集団の重さと力により発生する圧力の前では、個人のフィジカルなどほとんど役に立たなかった。
「とりあえず、場所を変えよう」
俺はいくつかある候補の内、人目も少なくそれなりに広い体育館裏の階段にダー子を案内する。
「なんか、薄暗いね~」
「気になるか?」
「ん~ん、あーし、こ~ゆ~とこ好きぃ」
ダー子は元がダークドラゴンなので、こういった暗いところが好きなのかもしれない。
「好みがわからないので、とりあえずフルーツサンドと焼きそばパンを買ってきた。問題無ければ両方食べてみてくれ」
高校生の男子ならこの程度ペロリと平らげるが、女子はどの程度食べるのか不明なのでダー子の判断に任せることにする。

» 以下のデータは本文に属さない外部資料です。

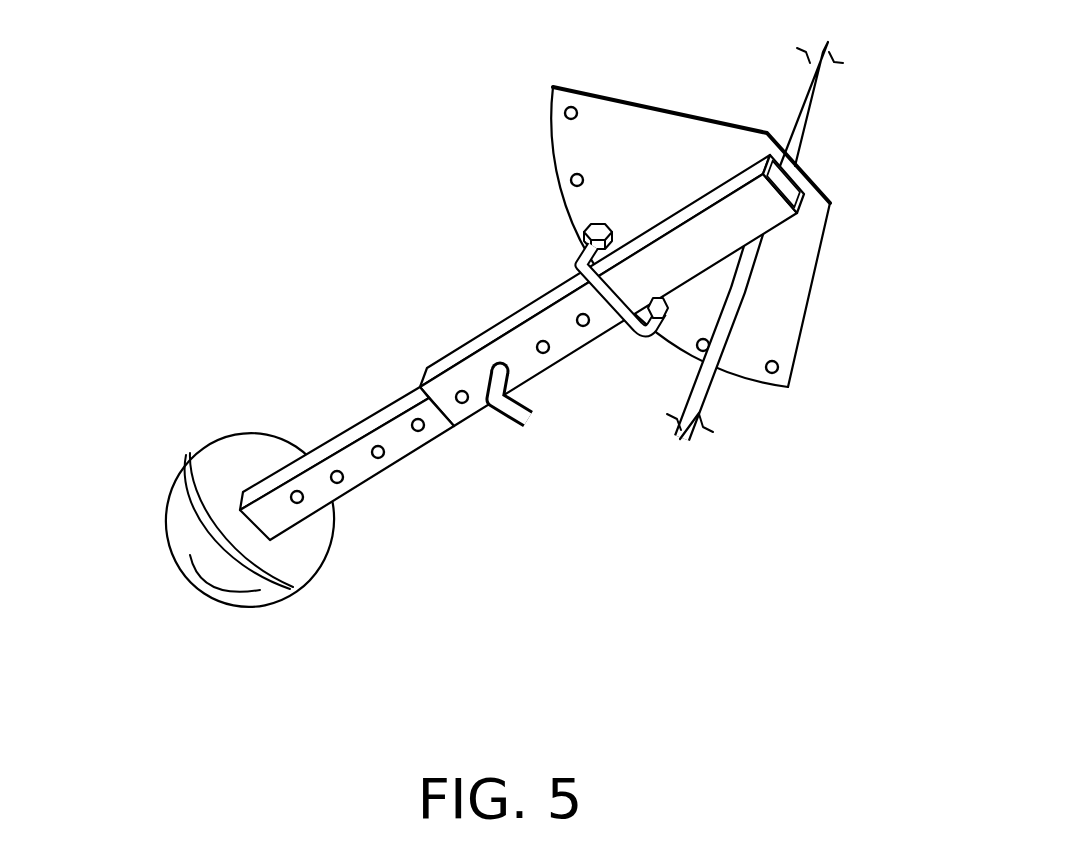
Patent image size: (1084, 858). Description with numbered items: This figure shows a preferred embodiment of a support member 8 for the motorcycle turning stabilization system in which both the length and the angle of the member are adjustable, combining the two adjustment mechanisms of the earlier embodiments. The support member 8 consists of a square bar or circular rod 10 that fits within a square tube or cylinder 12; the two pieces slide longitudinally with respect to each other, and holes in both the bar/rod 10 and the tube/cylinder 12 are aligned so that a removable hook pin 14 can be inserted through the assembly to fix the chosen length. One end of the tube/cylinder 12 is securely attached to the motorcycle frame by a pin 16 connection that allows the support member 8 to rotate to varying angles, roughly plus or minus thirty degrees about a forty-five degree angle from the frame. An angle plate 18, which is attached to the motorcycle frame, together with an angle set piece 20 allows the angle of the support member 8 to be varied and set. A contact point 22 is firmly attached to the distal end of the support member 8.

The support member 8 is at (509, 316).
The square bar or circular rod 10 is at (375, 485).
The square tube or cylinder 12 is at (566, 345).
The removable hook pin 14 is at (517, 414).
The pin 16 is at (838, 133).
The angle plate 18 is at (644, 130).
The angle set piece 20 is at (580, 263).
The contact point 22 is at (176, 557).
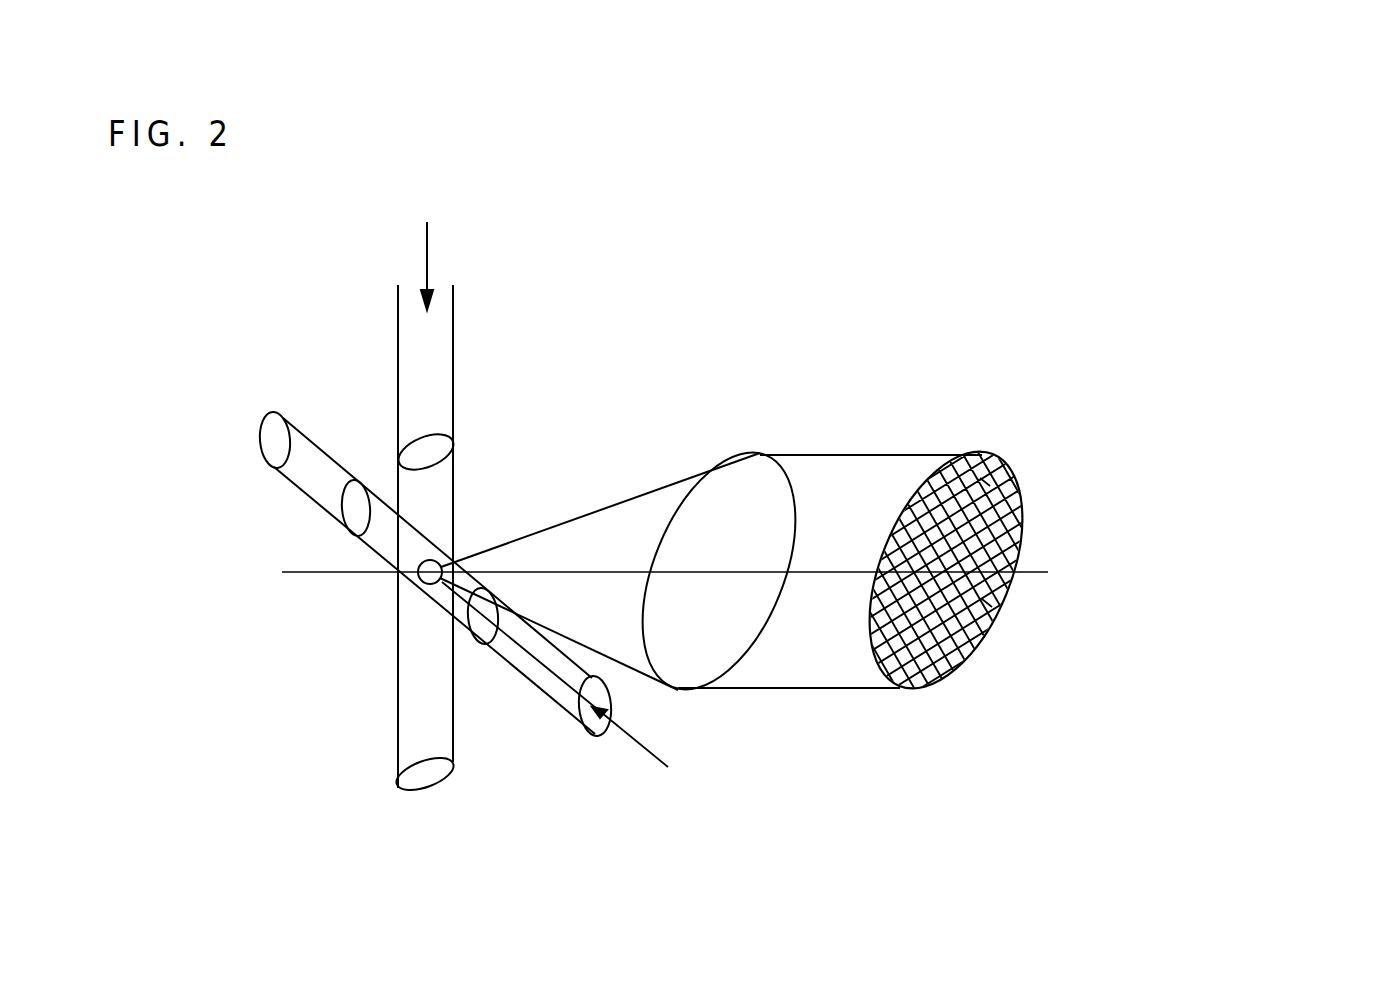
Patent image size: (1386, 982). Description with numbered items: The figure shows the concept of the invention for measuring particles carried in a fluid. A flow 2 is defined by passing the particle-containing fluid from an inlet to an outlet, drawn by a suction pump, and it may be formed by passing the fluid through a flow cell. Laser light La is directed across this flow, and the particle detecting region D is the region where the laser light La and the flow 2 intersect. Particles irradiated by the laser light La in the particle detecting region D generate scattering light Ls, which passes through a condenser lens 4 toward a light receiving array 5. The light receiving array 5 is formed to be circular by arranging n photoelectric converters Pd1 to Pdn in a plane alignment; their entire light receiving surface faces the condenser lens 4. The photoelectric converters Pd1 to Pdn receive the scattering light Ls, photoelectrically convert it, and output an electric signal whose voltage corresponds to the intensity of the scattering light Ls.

The flow 2 is at (434, 345).
The condenser lens 4 is at (762, 452).
The light receiving array 5 is at (997, 452).
The particle detecting region D is at (410, 583).
The scattering light Ls is at (490, 545).
The laser light La is at (562, 692).
The photoelectric converter Pdn is at (985, 482).
The photoelectric converter Pd1 is at (987, 603).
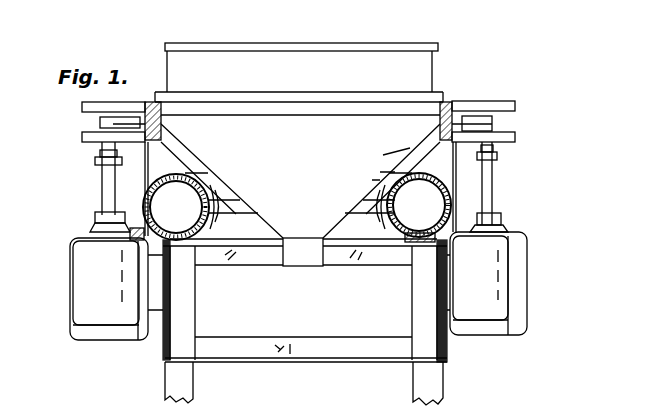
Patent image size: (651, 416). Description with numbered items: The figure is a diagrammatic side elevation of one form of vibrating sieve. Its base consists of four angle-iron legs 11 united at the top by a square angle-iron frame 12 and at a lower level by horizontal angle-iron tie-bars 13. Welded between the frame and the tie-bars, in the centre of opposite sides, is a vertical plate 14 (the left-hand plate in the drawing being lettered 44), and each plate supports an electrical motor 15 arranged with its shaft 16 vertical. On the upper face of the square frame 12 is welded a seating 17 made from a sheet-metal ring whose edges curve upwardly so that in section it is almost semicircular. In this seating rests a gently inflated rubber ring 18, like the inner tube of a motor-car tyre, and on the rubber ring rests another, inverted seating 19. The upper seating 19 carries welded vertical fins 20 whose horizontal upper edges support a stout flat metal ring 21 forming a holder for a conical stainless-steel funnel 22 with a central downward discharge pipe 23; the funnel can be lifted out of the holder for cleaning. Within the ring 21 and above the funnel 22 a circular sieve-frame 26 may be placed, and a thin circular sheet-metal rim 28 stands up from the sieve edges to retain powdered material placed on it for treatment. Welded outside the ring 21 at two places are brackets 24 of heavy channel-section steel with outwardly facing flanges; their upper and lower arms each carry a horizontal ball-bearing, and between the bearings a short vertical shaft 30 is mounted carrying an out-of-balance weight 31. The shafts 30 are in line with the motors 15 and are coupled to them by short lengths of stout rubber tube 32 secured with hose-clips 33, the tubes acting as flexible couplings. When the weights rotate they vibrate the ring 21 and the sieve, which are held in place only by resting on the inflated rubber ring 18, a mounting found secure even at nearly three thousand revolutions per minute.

The angle-iron legs 11 is at (185, 385).
The square angle-iron frame 12 is at (358, 258).
The horizontal angle-iron tie-bars 13 is at (330, 348).
The vertical plate 14 is at (447, 348).
The side plate 44 is at (162, 343).
The electrical motor 15 is at (80, 300).
The shaft 16 is at (90, 232).
The seating 17 is at (232, 246).
The rubber ring 18 is at (369, 197).
The upper seating 19 is at (384, 163).
The vertical fins 20 is at (148, 173).
The flat metal ring 21 is at (155, 120).
The stainless-steel funnel 22 is at (455, 104).
The discharge pipe 23 is at (292, 258).
The brackets 24 is at (92, 105).
The circular sieve-frame 26 is at (443, 98).
The sheet-metal rim 28 is at (432, 70).
The vertical shaft 30 is at (95, 153).
The out-of-balance weight 31 is at (113, 124).
The rubber tube 32 is at (98, 222).
The hose-clips 33 is at (105, 168).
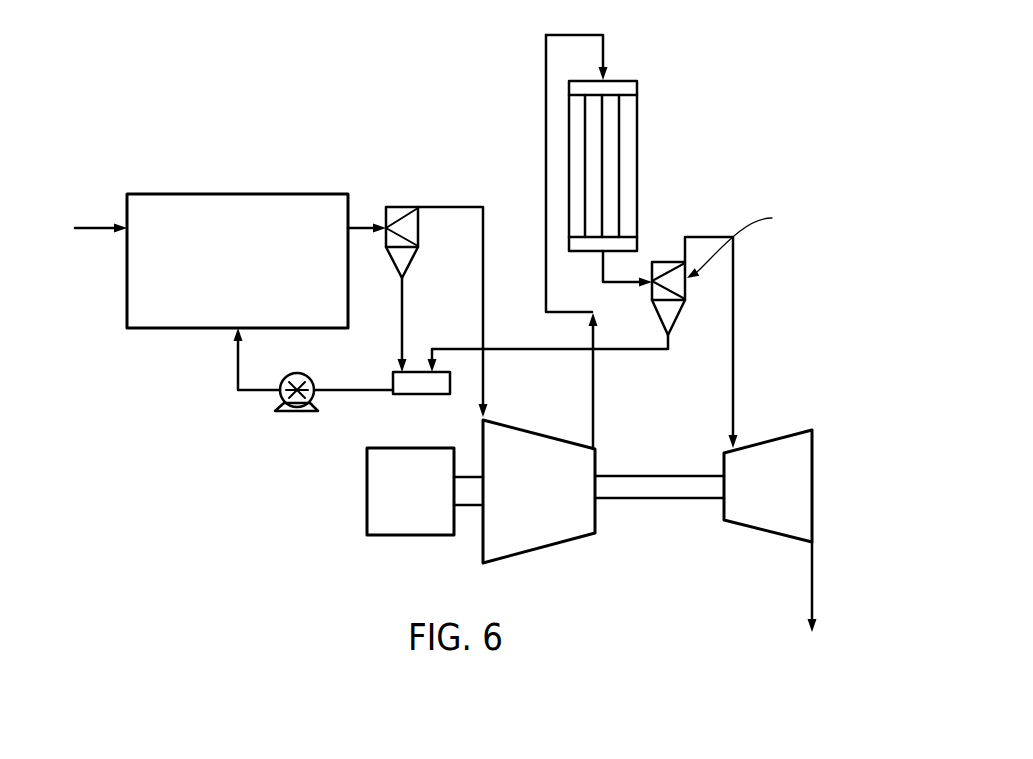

もし食べれないようであれば、俺が食べればいいだけの話だ。
「これ、どうやって食べるの~?」
「そこからか」
ダー子が人間社会についてどの程度学んでいるかはわからないが、こういった細かいことまで覚えていないという可能性は高い。
しばらくは面倒を見てやる必要がありそうだ。
「じゃあ、いただきま~す…………っ!? な、何コレ!? メッチャ美味しいんだけど~!?」
まず最初にフルーツサンドを口にしたダー子が、今までで一番のテンションで反応する。
そしてそのままバクバクと凄い勢いで口に含んでいき、二つあったフルーツサンドをあっという間に平らげてしまった。
「どうやら、口に合ったみたいだな」
「それどころじゃないよ~? あーし、こっちの世界の時間感覚で言えば数億年生きている計算になるんだけど、こんな感動初めてなんですけど~?」
「それは凄まじい数字だが、食事自体初めてなんだろう? ならば仕方のないことだ。それより、次はコッチを食べてみてくれ」
俺は袋から出しておいた焼きそばパンを手渡そうとする。
するとダー子は、それを手で受け取らず、そのまま噛り付いてきた。
「ん~♪ ほれもおいひ~♪」
「っ!?」
なんだこの凄まじい背徳感は……
ただパンを直接食べさせているだけだというのに、とてもイケないことをしているような恥ずかしさがこみ上げてくる。
ダー子は最終的に、掴んでいた俺の人差し指と親指まで一緒に口に含んでから、満足そうに口を放した。
「どっちも美味しかった~♪ ……てあれ、龍ちん、なんでエッチなことぉ? 考えてるの~?」
「……男とはそういうものなのだ」
「ふ~ん? 人間ってやっぱり面白いね~」
まあ確かに、人間ほどバリエーションに富んだ性癖を持つ生物は存在しないだろう。
一応口などでどうこうする生物はいるらしいが、せいぜいその程度が限界だ。
「さて、やっと落ち着いて話せる状況になったんだ。色々聞かせてもらうぞ」
「うん、なんでも聞いて~」
なんでも、という魅惑のワードを聞くと色々想像してしまうのが男というものだ(女もそうかもしれんが)。
とはいえ、まず第一に聞いておかなければならないことがあるので、欲望は抑え込んでおく。